Other factors such as the interval and number of treatments with anti-VEGF agents, age, and degree of myopia were described as risk factors for the development of chorioretinal atrophy.7,9,31–33 In our cohort, they did not demonstrate an association with chorioretinal atrophy progression.

Interestingly, the development of a myopic CNV itself may be associated with slower rate of expansion of the atrophic areas, although the reports are contradictory.31,34

Our work presents some limitations. We cannot neglect the possibility of some loss of information as this is a retrospective study. Second, the inclusion of patients with a minimum follow-up of 10 years allows a considerable long-term study of the natural history of the disease but invariably limits the sample size. Third, an important fraction of patients was excluded due to the absence of FAF exams during follow-up, further reducing the final sample size. Fourth, the large standard deviation values observed in several results reflect the heterogeneity of the sample and the presence of individual differences between patients, warranting careful interpretation of the results in the appropriate context. Finally, the degree of myopia was classified using the spherical equivalent. However, other measures such as the axial length could have more accurately represent the geometry of the eye and, consequently, correlated with the remaining variables. The axial length was not evaluated in this study since it was not possible to measure the baseline value and accurately estimate the axial elongation over time. Finally, this is a single-center study, representing the results of the internal treatment protocol applied. It would be interesting to compare these data with other centers.

In conclusion, this research demonstrates the importance of chorioretinal atrophy progression after myopic CNV regression and its impact on visual prognosis, reporting a mean yearly growth of 0.89 mm2 in atrophic areas related with quiescent CNVs. It also identifies risk factors associated with the development of larger atrophic areas and, consequently, worse visual outcomes, such as previous treatment with PDT and hypothyroidism. However, further studies are needed to better elucidate the risk factors associated with chorioretinal atrophy progression and its pathophysiological meaning, to shed some light on the preventive mechanisms of this silent but devastating progression.

Abbreviations

BCVA, best corrected visual acuity; CNV, choroidal neovascularization; ETDRS, Early Treatment of Diabetic Retinopathy Study; FA, fluorescein angiography; FAF, fundus autofluorescence; FAZ, foveal avascular zone; PDT, photodynamic therapy; SD-OCT, spectral domain-optical coherence tomography; SE, spherical equivalent; VEGF, vascular endothelial growth factor.

Data Sharing Statement

Access to any supplemental information is available upon reasonable request.

Ethics/Ethical Approval

The study was approved by the Institutional Ethics Review Board of the Local Health Unit of São João, Porto, Portugal.
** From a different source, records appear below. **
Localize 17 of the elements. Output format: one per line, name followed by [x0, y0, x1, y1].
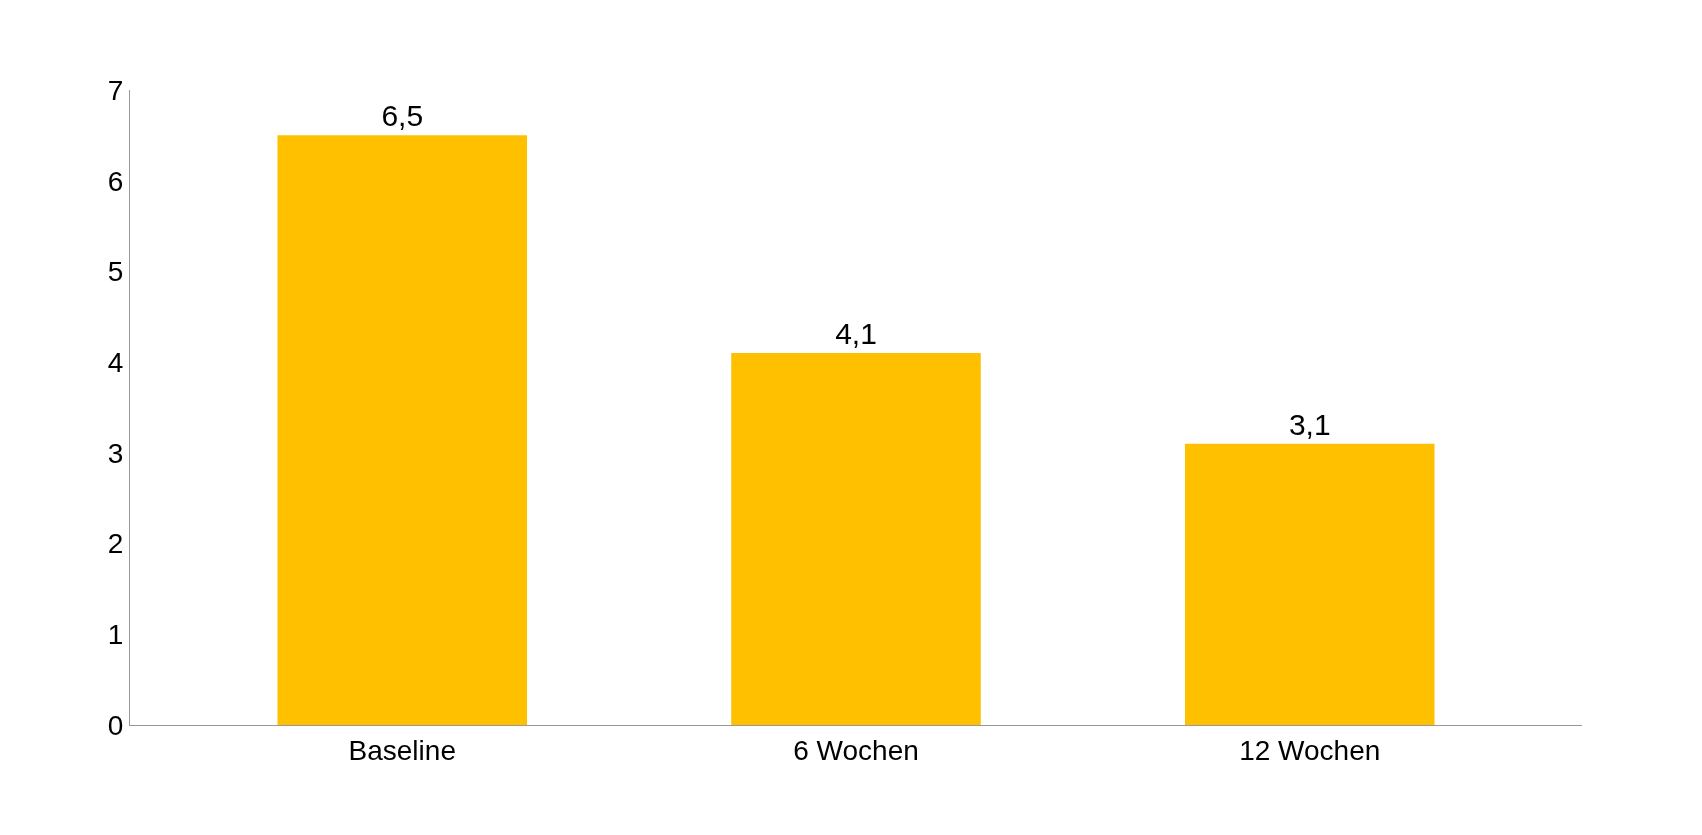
y-tick-label: 1 [107, 619, 124, 651]
bar [731, 353, 981, 725]
y-tick-label: 4 [107, 346, 124, 378]
y-tick-label: 2 [107, 528, 124, 560]
y-tick-label: 5 [107, 256, 124, 288]
y-tick-label: 6 [107, 165, 124, 197]
y-tick-label: 0 [107, 709, 124, 741]
data-label: 6,5 [381, 99, 424, 133]
data-label: 3,1 [1288, 407, 1331, 441]
y-tick-label: 3 [107, 437, 124, 469]
data-label: 4,1 [835, 317, 877, 351]
x-tick-label: Baseline [348, 734, 456, 766]
bar [277, 135, 528, 725]
x-tick-label: 6 Wochen [793, 734, 919, 766]
y-tick-label: 7 [107, 74, 124, 106]
x-tick-label: 12 Wochen [1239, 734, 1381, 766]
bar [1184, 443, 1435, 725]
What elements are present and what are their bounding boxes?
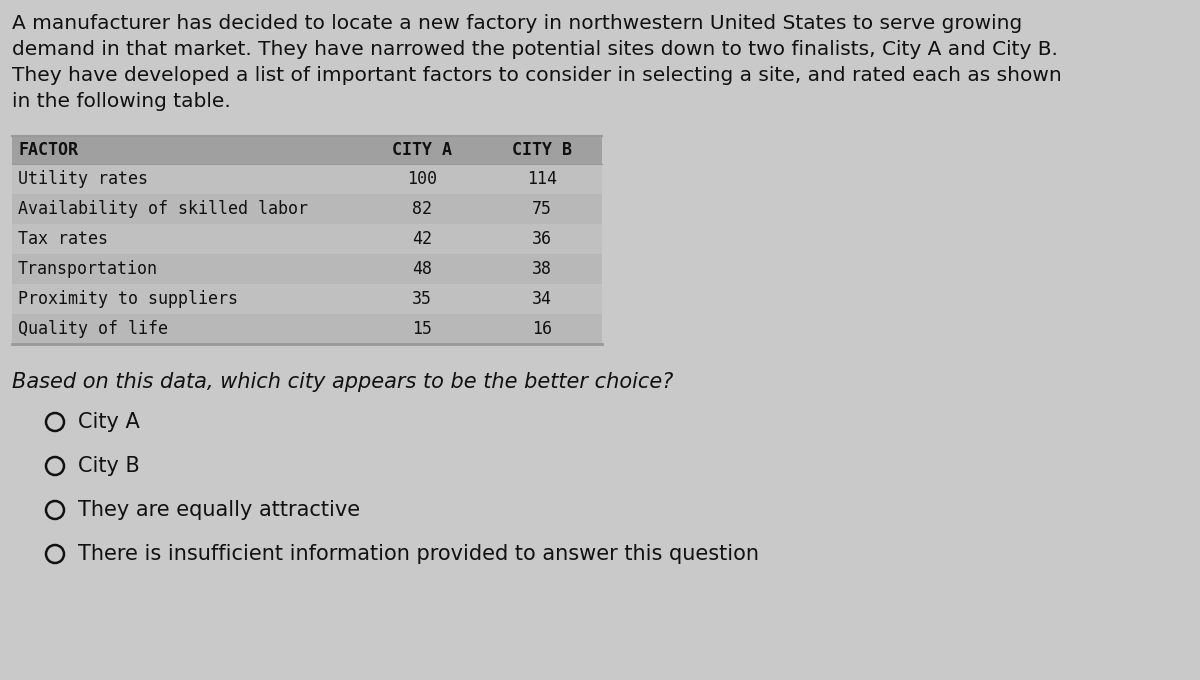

The protocol conformed with the canons of the Declaration of Helsinki for research involving human participants, and the European Union’s - General Data Protection Regulation. Informed consent was waived as this is a retrospective study. The recommendations of The Reporting of studies Conducted using Observational Routinely-collected health Data (RECORD) were followed in this article redaction.

Acknowledgments

Named authors have collaborated in the writing of this paper.

Author Contributions

All authors made a significant contribution to the work reported, whether that is in the conception, study design, execution, acquisition of data, analysis and interpretation, or in all these areas; took part in drafting, revising or critically reviewing the article; gave final approval of the version to be published; have agreed on the journal to which the article has been submitted; and agree to be accountable for all aspects of the work.

Funding

The authors have no financial disclosures to declare. No funding or sponsors were undertaken in the preparation of the manuscript.

Disclosure

The authors have no conflicts of interest to declare in this work.